Shoulder compression on a firm surface will often force the scapula (shoulder blade) towards the junction of the upper spine and neck, and affect the C6/C7 vertebrae. The nerve pathway at this site travels down the arm, and causes either upper arm pain or pins and needles in the little and ring fingers or both, especially if there is already a problem in this area.

Shoulder problems are also often caused by referred pain from the neck. Therefore, stabilizing the neck during sleep is of paramount importance! Put some thought into choosing a good pillow - In addition to finally getting a great night’s sleep, you may end up saving yourself from neck and shoulder pain too!

A Good Pillow is designed to keep the spine in natural alignment

The human neck curves slightly forward (to sustain the weight of the head when upright), and it is very important to maintain this curve when in a resting position. If the height of the pillow is too high when sleeping sideways or on the back, the neck is bent abnormally forward or to the side, causing muscle strain on the back of the neck and shoulders. This type of position may also cause narrowing of the air pipe, resulting in obstructed breathing, and sometimes snoring, which can hinder sleep. Conversely, if the height of the pillow is too low, the neck muscles can also be strained and thus causing neck and shoulder pain.

Based on the body’s measurements and personal preference, the pillow should maintain a height of 4 to 6 inches, properly supporting the head and neck (and shoulders when lying on back), thus preventing the formation of any neck and shoulder pain.

Treatments for neck and shoulder pain

Physical treatments
Physiotherapists, chiropractors and osteopaths are all therapist treating neck and shoulder pain relating to muscles. Manual treatments carried out by one of these therapists may be all that is needed. Sometimes manipulation is uncomfortable at the time, so it is important that you understand what is involved. Make sure you talk to your therapist about the treatments before they start.

Collars
There is no evidence that these are of any help for long-lived neck pain. Some people find they help at night to keep the neck in a good position while they are asleep. For acute short-lived pain, collars can be used to relax the neck muscles thereby stopping the pain. Can only use them for 1 week continuously, after which it shouldn’t be used. Long term use of collars can weaken the muscles, causing more problems in future.

Injections
In some cases an injection may help.
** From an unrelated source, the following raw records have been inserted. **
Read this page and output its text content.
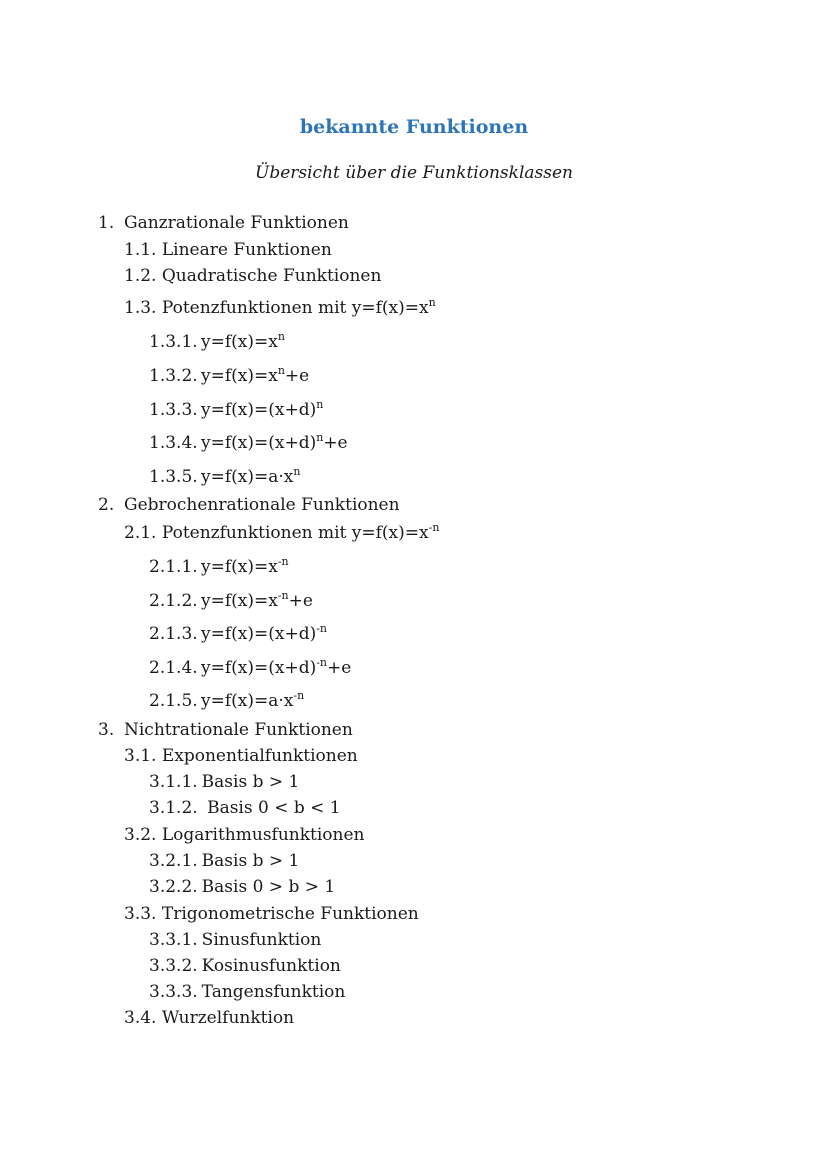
bekannte Funktionen
Übersicht über die Funktionsklassen
1. Ganzrationale Funktionen
1.1. Lineare Funktionen
1.2. Quadratische Funktionen
1.3. Potenzfunktionen mit $y=f(x)=x^n$
1.3.1. $y=f(x)=x^n$
1.3.2. $y=f(x)=x^n+e$
1.3.3. $y=f(x)=(x+d)^n$
1.3.4. $y=f(x)=(x+d)^n+e$
1.3.5. $y=f(x)=a\cdot x^n$
2. Gebrochenrationale Funktionen
2.1. Potenzfunktionen mit $y=f(x)=x^{-n}$
2.1.1. $y=f(x)=x^{-n}$
2.1.2. $y=f(x)=x^{-n}+e$
2.1.3. $y=f(x)=(x+d)^{-n}$
2.1.4. $y=f(x)=(x+d)^{-n}+e$
2.1.5. $y=f(x)=a\cdot x^{-n}$
3. Nichtrationale Funktionen
3.1. Exponentialfunktionen
3.1.1. Basis b > 1
3.1.2. Basis 0 < b < 1
3.2. Logarithmusfunktionen
3.2.1. Basis b > 1
3.2.2. Basis 0 > b > 1
3.3. Trigonometrische Funktionen
3.3.1. Sinusfunktion
3.3.2. Kosinusfunktion
3.3.3. Tangensfunktion
3.4. Wurzelfunktion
The injection may be a long-acting local anaesthetic or a steroid preparation, injected into the tender trigger points of the neck or painful ligaments.

Surgery
Only rarely is surgery necessary. Surgery may help if a nerve is pinched and it is causing weakness or severe pain which won't go away. The surgeon will ask for a scan to look at the nerves and bones before discussing with you the need for the operation and the pros and cons of surgery.
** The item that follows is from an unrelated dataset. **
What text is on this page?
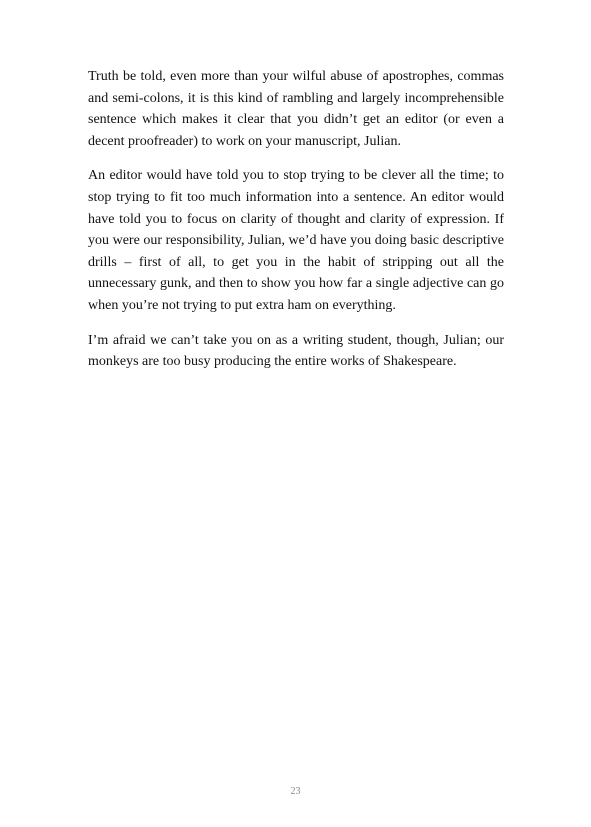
Truth be told, even more than your wilful abuse of apostrophes, commas and semi-colons, it is this kind of rambling and largely incomprehensible sentence which makes it clear that you didn’t get an editor (or even a decent proofreader) to work on your manuscript, Julian.

An editor would have told you to stop trying to be clever all the time; to stop trying to fit too much information into a sentence. An editor would have told you to focus on clarity of thought and clarity of expression. If you were our responsibility, Julian, we’d have you doing basic descriptive drills – first of all, to get you in the habit of stripping out all the unnecessary gunk, and then to show you how far a single adjective can go when you’re not trying to put extra ham on everything.

I’m afraid we can’t take you on as a writing student, though, Julian; our monkeys are too busy producing the entire works of Shakespeare.

23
Interventional Pain Procedures
Minimally invasive pain procedures can get rid of the underlying pain generators with no risk and no down time. Nucleoplasty decompression can shrink the slip disc through a specialized needle (see condition). Facet denervation can treat inflamed facet joints (see condition). Nerve decompression can be treated with neuroplasty (see condition).

Other treatments
Acupuncture is one of the oldest recorded forms of medicine, having been used for over 3000 years in China. Modern science has shown that acupuncture stimulates the brain to produce natural pain relieving chemical - endorphins. These help the body to heal itself and give pain relief.

The Chinese medicine theory is that 'Qi' (energy) flows round the body in channels known as meridians If the qi is flowing freely the body is in a healthy state, but if the energy stagnates or there is blockage in a meridian it causes pain The insertion of needles into acupoints helps to unblock the meridian and so relieve pain.

Research has shown that most people gain pain relief from acupuncture, although it does not work for everyone. The effects are cumulative, with pain relief building up as treatment progresses. Some people have a good response to treatment, while others less so.